There aren’t many music festivals this time of year, but this one, a complement to summer’s Timber! Festival, takes advantage of the season by hosting music in wintertime tourist trap Leavenworth. Artists, all from the Northwest, range from rock (Red Fang, Hobosexual) to rap (Sol) to indie pop (Deep Sea Diver, Sisters).
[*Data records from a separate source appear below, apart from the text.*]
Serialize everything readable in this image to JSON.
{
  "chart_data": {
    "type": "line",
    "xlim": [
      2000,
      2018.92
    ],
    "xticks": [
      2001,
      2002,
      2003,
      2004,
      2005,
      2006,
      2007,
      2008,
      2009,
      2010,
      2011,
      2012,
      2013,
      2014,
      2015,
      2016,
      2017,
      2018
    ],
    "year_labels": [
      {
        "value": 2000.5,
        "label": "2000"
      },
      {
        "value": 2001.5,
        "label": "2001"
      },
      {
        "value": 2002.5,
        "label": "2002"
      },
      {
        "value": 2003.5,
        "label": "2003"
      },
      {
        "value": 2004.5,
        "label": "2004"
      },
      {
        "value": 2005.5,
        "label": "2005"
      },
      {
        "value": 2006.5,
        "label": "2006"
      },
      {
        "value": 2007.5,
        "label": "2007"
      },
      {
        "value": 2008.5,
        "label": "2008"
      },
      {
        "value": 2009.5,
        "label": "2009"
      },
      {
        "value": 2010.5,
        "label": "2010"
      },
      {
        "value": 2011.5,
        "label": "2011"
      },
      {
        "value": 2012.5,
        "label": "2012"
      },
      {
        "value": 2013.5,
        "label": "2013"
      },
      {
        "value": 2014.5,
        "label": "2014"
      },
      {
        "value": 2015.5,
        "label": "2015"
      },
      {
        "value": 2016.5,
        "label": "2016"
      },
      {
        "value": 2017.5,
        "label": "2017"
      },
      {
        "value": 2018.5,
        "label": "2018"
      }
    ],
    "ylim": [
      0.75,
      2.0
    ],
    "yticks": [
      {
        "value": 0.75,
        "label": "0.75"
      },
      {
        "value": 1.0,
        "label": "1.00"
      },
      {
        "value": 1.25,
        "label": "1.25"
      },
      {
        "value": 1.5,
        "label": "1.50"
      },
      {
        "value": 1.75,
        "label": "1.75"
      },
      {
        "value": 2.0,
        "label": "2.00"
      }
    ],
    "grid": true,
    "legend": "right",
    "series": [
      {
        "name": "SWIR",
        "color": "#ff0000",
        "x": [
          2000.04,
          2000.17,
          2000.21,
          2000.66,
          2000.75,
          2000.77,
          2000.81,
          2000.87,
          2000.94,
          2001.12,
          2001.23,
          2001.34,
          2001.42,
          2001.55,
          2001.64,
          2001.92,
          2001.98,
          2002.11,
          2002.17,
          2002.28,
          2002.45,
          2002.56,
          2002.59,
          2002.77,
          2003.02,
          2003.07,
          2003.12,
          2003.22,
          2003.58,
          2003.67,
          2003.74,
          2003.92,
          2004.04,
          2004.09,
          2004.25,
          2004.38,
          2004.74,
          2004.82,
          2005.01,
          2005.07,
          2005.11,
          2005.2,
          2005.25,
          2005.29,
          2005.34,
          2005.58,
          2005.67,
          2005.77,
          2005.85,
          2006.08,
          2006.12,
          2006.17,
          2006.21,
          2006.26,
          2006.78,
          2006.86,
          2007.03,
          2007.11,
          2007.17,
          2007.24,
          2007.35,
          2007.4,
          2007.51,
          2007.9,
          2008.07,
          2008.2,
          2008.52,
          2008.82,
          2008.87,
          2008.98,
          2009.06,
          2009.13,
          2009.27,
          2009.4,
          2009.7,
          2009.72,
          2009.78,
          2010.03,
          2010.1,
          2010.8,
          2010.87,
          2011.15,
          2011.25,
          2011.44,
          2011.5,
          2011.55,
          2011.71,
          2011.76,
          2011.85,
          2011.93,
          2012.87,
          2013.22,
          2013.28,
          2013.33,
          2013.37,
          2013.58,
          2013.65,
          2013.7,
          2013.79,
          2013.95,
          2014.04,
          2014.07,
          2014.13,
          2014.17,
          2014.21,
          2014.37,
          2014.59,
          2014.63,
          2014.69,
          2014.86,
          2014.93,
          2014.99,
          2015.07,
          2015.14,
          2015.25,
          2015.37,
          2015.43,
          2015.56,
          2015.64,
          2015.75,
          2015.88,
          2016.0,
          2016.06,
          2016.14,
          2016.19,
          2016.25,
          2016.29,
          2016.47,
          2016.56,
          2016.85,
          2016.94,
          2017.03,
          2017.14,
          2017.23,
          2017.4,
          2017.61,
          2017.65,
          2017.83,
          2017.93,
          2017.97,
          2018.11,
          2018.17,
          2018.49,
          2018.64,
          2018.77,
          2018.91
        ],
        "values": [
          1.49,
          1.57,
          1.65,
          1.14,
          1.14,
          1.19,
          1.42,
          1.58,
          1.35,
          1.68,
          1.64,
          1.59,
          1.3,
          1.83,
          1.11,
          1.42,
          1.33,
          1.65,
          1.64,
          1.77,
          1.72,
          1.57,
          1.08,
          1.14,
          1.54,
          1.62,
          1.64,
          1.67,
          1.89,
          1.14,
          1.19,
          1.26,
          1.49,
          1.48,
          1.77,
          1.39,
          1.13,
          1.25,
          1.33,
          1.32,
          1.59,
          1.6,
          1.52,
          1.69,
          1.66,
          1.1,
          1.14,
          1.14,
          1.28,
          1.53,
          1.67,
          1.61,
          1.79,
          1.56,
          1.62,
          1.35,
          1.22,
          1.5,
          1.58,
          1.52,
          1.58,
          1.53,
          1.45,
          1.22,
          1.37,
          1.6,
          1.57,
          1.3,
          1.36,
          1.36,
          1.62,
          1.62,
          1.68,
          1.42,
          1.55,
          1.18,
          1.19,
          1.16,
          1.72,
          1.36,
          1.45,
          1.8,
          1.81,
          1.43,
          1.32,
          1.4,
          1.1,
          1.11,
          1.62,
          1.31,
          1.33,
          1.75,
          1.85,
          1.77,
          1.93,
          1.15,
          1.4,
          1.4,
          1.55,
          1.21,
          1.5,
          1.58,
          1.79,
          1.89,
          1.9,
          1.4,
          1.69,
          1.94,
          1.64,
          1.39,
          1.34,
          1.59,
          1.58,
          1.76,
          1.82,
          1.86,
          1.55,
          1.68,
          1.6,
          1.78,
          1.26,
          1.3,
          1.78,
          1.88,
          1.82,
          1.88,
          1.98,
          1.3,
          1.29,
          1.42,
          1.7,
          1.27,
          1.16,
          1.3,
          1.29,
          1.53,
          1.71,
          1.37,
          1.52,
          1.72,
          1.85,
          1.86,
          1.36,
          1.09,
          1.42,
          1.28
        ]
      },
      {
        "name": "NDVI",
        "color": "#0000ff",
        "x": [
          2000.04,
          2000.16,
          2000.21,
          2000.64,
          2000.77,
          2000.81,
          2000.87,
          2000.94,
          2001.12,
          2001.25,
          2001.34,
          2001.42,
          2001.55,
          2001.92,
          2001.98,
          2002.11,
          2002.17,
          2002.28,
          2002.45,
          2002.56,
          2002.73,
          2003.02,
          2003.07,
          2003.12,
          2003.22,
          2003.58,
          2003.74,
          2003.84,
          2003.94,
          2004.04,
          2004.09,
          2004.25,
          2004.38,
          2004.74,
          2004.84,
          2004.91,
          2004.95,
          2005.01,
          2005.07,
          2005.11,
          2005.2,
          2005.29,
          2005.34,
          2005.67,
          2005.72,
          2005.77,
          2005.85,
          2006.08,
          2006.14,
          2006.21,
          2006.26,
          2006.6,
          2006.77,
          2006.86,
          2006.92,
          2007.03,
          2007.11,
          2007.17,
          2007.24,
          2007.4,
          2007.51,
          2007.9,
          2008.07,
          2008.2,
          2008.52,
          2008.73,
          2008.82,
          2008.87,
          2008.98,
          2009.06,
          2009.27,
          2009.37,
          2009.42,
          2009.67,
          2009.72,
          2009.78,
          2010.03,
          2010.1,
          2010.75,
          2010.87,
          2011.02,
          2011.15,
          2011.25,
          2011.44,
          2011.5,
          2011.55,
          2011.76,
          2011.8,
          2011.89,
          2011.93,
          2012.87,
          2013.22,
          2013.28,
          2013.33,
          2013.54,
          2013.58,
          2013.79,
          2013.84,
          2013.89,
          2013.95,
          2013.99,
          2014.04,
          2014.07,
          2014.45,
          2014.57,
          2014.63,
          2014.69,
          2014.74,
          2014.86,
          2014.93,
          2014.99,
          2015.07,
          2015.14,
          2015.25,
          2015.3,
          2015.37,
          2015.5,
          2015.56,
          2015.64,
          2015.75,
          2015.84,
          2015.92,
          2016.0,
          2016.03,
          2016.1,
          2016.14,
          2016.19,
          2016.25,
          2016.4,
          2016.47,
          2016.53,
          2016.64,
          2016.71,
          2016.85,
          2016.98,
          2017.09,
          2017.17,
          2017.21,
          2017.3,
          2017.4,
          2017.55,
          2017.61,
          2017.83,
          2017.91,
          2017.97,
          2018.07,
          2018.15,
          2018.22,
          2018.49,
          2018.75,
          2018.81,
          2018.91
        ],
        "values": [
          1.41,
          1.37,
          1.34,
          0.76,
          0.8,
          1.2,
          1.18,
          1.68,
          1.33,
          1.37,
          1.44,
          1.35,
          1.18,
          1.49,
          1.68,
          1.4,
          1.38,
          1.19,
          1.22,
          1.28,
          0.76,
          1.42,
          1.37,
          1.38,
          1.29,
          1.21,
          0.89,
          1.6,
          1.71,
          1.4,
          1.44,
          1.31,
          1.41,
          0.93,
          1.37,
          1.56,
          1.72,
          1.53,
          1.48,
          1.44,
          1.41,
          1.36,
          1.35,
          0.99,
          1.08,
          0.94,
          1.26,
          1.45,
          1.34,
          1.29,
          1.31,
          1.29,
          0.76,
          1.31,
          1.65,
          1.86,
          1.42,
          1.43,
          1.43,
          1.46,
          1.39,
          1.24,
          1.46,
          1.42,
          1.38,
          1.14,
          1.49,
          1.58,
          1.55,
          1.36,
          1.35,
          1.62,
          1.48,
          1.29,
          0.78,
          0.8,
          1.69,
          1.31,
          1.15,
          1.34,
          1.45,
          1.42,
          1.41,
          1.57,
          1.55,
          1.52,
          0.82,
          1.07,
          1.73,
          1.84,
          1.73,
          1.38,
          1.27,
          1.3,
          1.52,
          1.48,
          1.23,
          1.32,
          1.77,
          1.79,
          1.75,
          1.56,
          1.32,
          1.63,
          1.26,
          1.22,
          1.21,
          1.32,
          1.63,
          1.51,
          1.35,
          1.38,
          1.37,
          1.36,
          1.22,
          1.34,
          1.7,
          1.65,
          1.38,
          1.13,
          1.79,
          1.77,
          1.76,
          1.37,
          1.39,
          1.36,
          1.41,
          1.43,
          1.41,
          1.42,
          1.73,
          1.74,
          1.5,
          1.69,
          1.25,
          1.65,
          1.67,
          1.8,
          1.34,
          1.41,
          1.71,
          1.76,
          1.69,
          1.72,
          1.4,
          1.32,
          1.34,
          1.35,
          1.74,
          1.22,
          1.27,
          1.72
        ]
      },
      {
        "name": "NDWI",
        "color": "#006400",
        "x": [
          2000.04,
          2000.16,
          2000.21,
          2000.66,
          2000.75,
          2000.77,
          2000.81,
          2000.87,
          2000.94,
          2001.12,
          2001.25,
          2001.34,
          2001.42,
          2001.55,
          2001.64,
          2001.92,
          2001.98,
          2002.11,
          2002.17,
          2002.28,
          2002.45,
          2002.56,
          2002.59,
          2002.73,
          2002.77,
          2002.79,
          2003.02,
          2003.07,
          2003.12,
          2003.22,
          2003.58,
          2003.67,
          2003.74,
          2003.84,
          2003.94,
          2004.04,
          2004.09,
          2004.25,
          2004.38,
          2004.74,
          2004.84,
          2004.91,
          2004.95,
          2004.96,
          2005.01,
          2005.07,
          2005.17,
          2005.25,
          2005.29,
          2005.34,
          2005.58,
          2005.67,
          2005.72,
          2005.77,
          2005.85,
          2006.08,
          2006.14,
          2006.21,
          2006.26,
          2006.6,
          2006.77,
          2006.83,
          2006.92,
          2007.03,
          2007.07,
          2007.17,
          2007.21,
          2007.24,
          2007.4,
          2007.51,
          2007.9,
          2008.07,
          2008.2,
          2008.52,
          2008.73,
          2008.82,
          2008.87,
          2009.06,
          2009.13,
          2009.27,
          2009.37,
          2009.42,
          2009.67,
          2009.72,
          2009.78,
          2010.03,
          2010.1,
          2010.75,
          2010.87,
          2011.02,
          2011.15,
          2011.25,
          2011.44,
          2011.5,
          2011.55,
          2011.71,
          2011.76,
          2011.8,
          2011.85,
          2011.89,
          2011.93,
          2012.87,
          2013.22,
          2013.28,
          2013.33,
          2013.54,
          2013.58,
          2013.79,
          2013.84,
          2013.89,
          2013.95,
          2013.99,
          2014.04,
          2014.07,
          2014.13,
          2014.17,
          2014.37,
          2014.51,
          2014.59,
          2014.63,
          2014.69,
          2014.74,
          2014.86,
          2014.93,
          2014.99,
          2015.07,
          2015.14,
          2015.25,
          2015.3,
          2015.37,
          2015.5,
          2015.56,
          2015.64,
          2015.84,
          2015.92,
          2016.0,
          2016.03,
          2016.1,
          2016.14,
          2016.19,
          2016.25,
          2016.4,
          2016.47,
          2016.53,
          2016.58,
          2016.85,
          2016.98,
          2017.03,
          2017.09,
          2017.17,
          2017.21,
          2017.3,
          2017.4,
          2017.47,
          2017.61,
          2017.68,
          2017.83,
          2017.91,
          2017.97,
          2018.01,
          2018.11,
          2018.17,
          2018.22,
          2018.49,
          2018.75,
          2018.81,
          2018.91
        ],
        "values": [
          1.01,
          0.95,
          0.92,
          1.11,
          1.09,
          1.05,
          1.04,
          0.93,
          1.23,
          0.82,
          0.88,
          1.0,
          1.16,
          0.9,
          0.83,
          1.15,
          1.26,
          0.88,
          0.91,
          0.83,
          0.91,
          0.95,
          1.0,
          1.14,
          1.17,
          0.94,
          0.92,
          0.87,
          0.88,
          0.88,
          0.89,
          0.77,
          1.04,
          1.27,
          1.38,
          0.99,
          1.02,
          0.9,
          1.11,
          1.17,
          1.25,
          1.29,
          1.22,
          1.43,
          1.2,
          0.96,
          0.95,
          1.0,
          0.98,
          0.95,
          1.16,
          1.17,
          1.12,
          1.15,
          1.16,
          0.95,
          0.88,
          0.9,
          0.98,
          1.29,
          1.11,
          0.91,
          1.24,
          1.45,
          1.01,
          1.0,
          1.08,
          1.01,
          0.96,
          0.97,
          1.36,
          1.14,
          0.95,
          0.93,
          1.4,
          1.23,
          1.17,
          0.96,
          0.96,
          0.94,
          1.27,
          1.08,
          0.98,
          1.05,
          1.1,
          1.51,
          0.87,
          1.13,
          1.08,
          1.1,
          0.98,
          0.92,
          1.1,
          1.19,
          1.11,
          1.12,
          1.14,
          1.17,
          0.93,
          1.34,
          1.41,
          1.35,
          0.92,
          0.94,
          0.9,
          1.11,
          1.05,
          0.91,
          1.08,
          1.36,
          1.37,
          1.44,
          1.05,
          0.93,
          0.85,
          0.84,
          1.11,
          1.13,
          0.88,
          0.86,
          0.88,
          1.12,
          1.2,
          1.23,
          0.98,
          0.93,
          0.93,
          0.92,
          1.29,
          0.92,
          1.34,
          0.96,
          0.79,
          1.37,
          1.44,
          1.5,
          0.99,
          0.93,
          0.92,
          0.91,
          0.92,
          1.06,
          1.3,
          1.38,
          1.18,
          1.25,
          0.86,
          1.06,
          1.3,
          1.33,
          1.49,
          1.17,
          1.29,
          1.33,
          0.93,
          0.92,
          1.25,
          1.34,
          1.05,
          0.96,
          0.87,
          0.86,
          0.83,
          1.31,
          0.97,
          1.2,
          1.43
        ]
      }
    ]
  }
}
7:30 p.m. Saturday, Jan. 10, at The Vera Project, 305 Harrison St., Seattle; $6–$8 (360-956-8372 or www.theveraproject.org). With Knife Pleats, Unlikely Friends
It’s been a couple years since Seattleites have heard from Seapony, a local trio that’s put out several releases of easygoing, shimmering guitar pop on Hardly Art. Perhaps a show this early in 2015 portends new music from the group later this year.
9 Flesh Eaters
8 p.m. Tuesday, Jan. 13, at Neumos, 925 E. Pike St., Seattle; $20 (206-709-9442 or www.neumos.com). With Mudhoney
Los Angeles punk band Flesh Eaters was really the project of one man: writer, filmmaker and rock critic (!) Chris Desjardins. Borrowing members from other L.A. punk bands, he recorded “A Minute to Pray, a Second to Die,” an raucous album that developed a cult following for its elaborate, morbid lyrics and experimental bent. It was also reissued on vinyl last year, the impetus for this rare Seattle appearance.
10 Nels Cline & Julian Lage
7 p.m. and 9 p.m. Tuesday, Jan. 13, at The Royal Room, 5000 Rainier Ave. S., Seattle; $20 (206-906-9920 or www.theroyalroomseattle.com.)
People who read about music on the Internet might recognize Nels Cline as the guitarist for Wilco, with whom he’s played since 2004, but he’s been a renowned jazz guitarist for much longer. Cline and fellow guitarist Julian Lage are touring behind collaborative album “Room.”